Segundo o Globo, ele foi um dos grandes mestres budistas e foi enterrado ao lado de seu mestre. Além disso, outra investigação está em curso criminal, com a procura de um homem de 45 anos que teria roubado a múmia e pretendia vendê-la por cerca de US$ 100 mil.
[SAIBAMAIS1]
De acordo com Ganhugiyn Purevbat, fundador do Instituto de Arte Budista da Mongólia, o corpo mumificado é de Sanzhzhav.
"Eu tinha esperança de estar errado sobre Sanzhzhav. Entretanto, um comitê especial descobriu que o corpo pertence a Tsorzh Sanzhzhav. Antes, eu disse que talvez o Lama não estivesse morto, mas em profunda meditação na antiga tradição dos lamas budistas. Mas não é isso.
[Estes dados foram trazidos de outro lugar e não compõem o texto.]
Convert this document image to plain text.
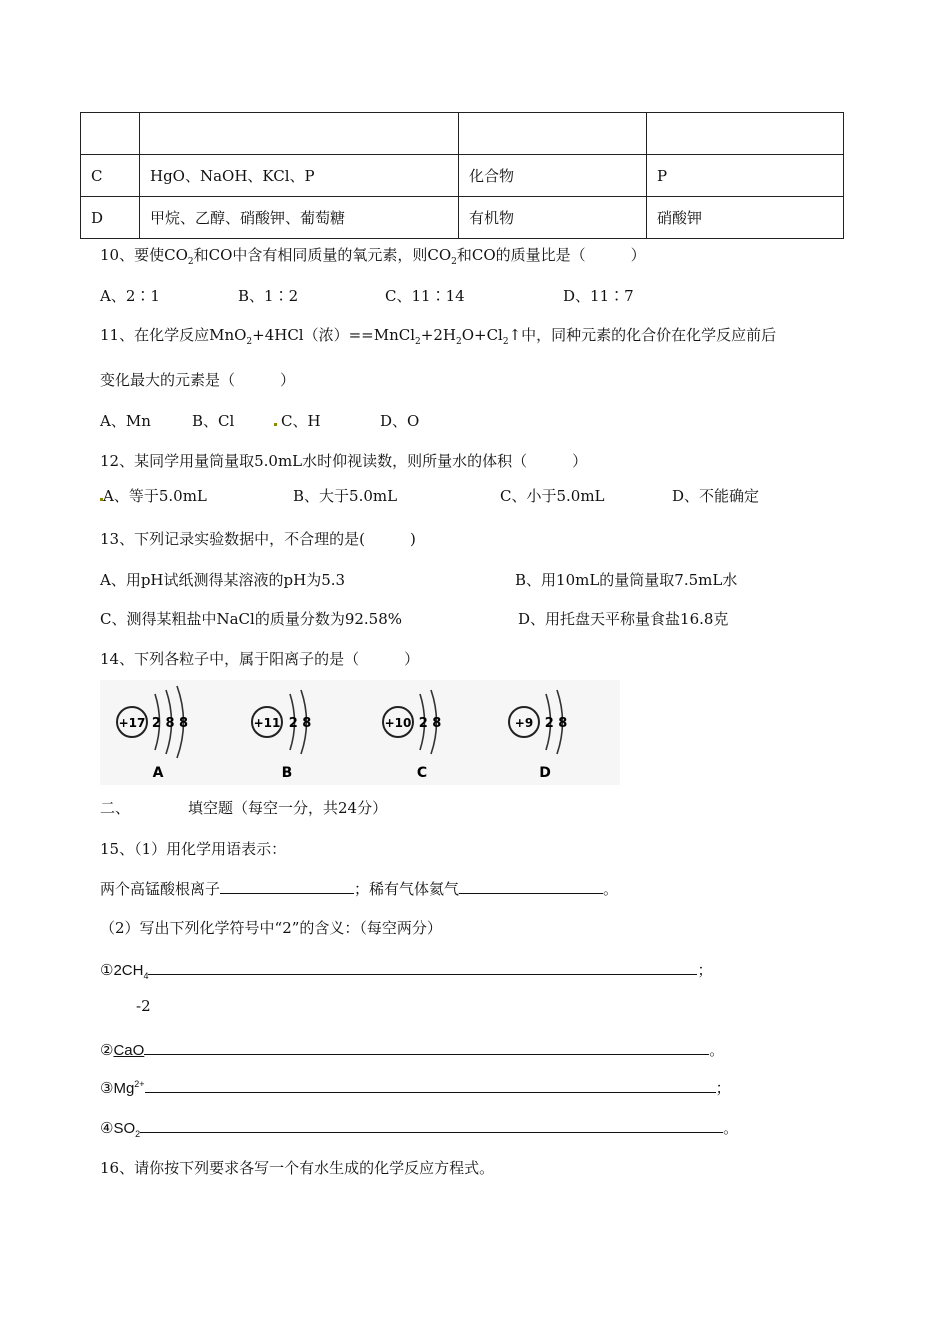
C	HgO、NaOH、KCl、P	化合物	P
D	甲烷、乙醇、硝酸钾、葡萄糖	有机物	硝酸钾
10、要使$CO_2$和CO中含有相同质量的氧元素，则$CO_2$和CO的质量比是（　　　）
A、2∶1	B、1∶2	C、11∶14	D、11∶7
11、在化学反应MnO$_2$+4HCl（浓）$==MnCl_2+2H_2O+Cl_2↑$中，同种元素的化合价在化学反应前后
变化最大的元素是（　　　）
A、Mn	B、Cl	C、H	D、O
12、某同学用量筒量取5.0mL水时仰视读数，则所量水的体积（　　　）
A、等于5.0mL	B、大于5.0mL	C、小于5.0mL	D、不能确定
13、下列记录实验数据中，不合理的是(　　　)
A、用pH试纸测得某溶液的pH为5.3	B、用10mL的量筒量取7.5mL水
C、测得某粗盐中NaCl的质量分数为92.58%	D、用托盘天平称量食盐16.8克
14、下列各粒子中，属于阳离子的是（　　　）
+17 2 8 8
A
+11 2 8
B
+10 2 8
C
+9 2 8
D
二、	填空题（每空一分，共24分）
15、（1）用化学用语表示：
两个高锰酸根离子	；稀有气体氦气	。
（2）写出下列化学符号中“2”的含义：（每空两分）
$①2CH_4$	；
-2
②CaO	。
$③Mg^{2+}$	；
$④SO_2$	。
16、请你按下列要求各写一个有水生成的化学反应方程式。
Tsorzh Sanzhzhav e seu professor foram especialmente enterrados dessa forma", afirmou.
A múmia está guardada no Centro Nacional de Perícia Forense, na capital da Mongólia e recebe visitas de religiosos que acreditam que seja uma entidade sagrada. Segundo Purevbat, ela será limpa e devolvida a sua tumba, no alto das montanhas em Arkhangai.